Anema86 said:
I wonder, though, with the way hardware has progressed in the past few years (64-bit architecture, multi-core CPUs, and 4+ GB of DDR3 becoming standard), if it still has that effect? I'm not questioning you; I just am curious.
Let's just say that entry level hardware bought on the cheap won't cut it for the framebuffer to RDRAM thing. My quad-core laptop runs it fine, but a dual core 4 year old desktop PC I'm using still struggles on key-moments such as on that pause screen with the option enabled, or in MK64, every time the screen on top of the tunnel in Luigi Raceway has to display the duplicate image of the race, if you know what I mean. It still stutters on those points, but very recent hardware does not struggle that much anymore with that option. In general, Mupen 64 with the same option enabled does not have the slowdown at all, because it pulls it off a different way, but that emulator isn't the best out the for OoT in particular, it misses certain other effects.

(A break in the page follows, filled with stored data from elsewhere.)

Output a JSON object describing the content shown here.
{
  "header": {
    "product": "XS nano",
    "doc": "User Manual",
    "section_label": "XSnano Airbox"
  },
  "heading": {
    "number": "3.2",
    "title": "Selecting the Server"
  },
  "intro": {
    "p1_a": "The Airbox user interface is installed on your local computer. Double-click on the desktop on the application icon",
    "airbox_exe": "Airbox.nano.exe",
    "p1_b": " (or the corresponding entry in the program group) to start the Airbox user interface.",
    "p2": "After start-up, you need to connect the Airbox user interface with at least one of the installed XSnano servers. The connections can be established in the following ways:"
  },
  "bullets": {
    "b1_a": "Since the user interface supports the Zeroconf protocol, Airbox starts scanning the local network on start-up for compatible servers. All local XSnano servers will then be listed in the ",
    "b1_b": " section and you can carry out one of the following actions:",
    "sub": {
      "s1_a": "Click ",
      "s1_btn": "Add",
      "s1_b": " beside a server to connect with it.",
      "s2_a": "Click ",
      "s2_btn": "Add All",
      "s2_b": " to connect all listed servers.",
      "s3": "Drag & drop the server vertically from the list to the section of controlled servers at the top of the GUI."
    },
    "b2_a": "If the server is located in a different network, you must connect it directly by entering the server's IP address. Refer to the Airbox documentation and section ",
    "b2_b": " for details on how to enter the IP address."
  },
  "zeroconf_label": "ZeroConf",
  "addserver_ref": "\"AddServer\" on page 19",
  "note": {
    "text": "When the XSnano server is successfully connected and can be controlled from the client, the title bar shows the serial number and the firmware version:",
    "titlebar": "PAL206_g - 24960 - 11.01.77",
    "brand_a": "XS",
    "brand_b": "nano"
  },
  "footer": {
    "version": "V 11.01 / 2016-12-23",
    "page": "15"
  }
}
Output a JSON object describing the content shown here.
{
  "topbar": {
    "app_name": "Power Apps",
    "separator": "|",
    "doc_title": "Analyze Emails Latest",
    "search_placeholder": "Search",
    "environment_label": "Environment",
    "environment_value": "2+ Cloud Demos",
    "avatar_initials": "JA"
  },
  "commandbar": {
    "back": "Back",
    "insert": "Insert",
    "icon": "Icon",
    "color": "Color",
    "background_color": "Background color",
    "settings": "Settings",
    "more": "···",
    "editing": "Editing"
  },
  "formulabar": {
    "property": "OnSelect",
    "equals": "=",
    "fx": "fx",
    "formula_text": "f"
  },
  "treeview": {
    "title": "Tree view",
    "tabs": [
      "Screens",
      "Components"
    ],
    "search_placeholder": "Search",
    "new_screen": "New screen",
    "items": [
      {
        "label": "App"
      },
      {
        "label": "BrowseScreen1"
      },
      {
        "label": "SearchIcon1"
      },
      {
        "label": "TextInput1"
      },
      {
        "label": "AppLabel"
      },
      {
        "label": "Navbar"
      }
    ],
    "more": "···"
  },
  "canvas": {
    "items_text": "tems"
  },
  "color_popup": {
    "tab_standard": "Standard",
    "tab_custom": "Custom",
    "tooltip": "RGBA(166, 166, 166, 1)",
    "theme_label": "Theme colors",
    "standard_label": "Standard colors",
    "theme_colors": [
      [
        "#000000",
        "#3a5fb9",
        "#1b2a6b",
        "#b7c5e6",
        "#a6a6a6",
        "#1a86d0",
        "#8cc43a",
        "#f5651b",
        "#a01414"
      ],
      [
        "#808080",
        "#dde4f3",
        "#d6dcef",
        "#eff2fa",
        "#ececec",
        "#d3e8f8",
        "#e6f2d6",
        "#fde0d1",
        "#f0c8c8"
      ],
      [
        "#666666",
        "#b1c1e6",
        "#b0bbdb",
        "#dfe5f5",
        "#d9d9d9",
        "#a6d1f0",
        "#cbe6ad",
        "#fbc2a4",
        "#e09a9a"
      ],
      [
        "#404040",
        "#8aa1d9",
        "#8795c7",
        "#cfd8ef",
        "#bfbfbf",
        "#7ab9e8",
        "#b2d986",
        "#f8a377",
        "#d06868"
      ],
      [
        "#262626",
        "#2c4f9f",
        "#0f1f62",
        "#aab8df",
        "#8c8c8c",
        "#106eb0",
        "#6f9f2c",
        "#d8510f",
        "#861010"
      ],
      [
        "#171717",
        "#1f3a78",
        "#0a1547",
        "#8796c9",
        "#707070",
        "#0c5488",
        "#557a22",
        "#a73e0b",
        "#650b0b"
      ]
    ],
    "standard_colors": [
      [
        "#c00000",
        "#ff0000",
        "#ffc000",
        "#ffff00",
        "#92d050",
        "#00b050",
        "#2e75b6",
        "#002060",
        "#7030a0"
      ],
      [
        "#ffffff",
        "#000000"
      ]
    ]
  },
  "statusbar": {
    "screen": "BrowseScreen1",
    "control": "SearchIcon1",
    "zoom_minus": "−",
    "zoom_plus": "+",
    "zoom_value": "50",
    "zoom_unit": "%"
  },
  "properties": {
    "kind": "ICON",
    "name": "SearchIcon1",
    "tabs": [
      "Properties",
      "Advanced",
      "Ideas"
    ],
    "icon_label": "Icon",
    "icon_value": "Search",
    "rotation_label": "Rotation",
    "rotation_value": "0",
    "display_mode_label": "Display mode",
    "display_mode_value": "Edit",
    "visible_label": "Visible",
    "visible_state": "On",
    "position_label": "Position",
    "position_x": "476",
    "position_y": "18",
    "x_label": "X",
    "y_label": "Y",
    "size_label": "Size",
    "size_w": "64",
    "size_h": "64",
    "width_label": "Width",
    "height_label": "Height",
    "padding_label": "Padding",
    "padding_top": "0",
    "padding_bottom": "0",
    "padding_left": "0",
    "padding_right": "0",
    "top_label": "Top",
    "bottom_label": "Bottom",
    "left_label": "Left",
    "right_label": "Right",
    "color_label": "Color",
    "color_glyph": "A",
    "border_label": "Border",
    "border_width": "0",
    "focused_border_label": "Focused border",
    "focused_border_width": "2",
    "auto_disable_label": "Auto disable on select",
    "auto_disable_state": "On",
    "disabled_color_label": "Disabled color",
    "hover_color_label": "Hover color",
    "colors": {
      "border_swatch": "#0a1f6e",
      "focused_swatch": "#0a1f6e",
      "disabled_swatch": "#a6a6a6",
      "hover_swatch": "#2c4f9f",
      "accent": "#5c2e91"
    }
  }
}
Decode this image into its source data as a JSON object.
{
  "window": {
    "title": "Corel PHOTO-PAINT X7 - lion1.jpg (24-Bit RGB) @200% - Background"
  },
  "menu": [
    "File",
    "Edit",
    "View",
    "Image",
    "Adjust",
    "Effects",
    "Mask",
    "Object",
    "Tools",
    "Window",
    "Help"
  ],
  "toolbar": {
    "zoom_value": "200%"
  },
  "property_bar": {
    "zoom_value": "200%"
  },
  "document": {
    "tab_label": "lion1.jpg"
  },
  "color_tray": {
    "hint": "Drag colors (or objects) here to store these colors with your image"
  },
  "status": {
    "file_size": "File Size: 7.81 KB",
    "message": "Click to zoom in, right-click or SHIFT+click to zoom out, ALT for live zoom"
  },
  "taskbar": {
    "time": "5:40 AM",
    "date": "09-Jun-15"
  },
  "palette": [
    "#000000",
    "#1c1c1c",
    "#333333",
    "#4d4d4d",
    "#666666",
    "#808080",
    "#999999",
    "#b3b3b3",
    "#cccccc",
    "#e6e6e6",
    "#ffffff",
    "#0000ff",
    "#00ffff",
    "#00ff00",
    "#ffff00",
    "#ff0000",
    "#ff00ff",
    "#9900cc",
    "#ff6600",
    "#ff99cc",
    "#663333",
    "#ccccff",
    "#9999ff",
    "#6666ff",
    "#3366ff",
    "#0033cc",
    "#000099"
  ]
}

Having a 64-bit CPU doesn't help for n64 emulation for the reason that games for the system barely ever used 64-bit instructions and thus emulators usually ignore altogether the rare 64-bit instructions used sparsely in certain games (Rareware games sometimes throw exceptions saying "unsupported R4100i microcode op" or stuff like that so the option to catch and display exceptions has to be turned off, and it usually is by default, unless it's an instruction that's needed to continue running the game, such as in Factor 5 games). Not having those 64-bit instructions makes you lose accuracy, yes, but helps gaining in performance. There exist, to my knowledge, no version of any N64 emulator out there that's compiled in a 64-bit version, and to be frank, PC N64 emulators aren't updated that much anymore.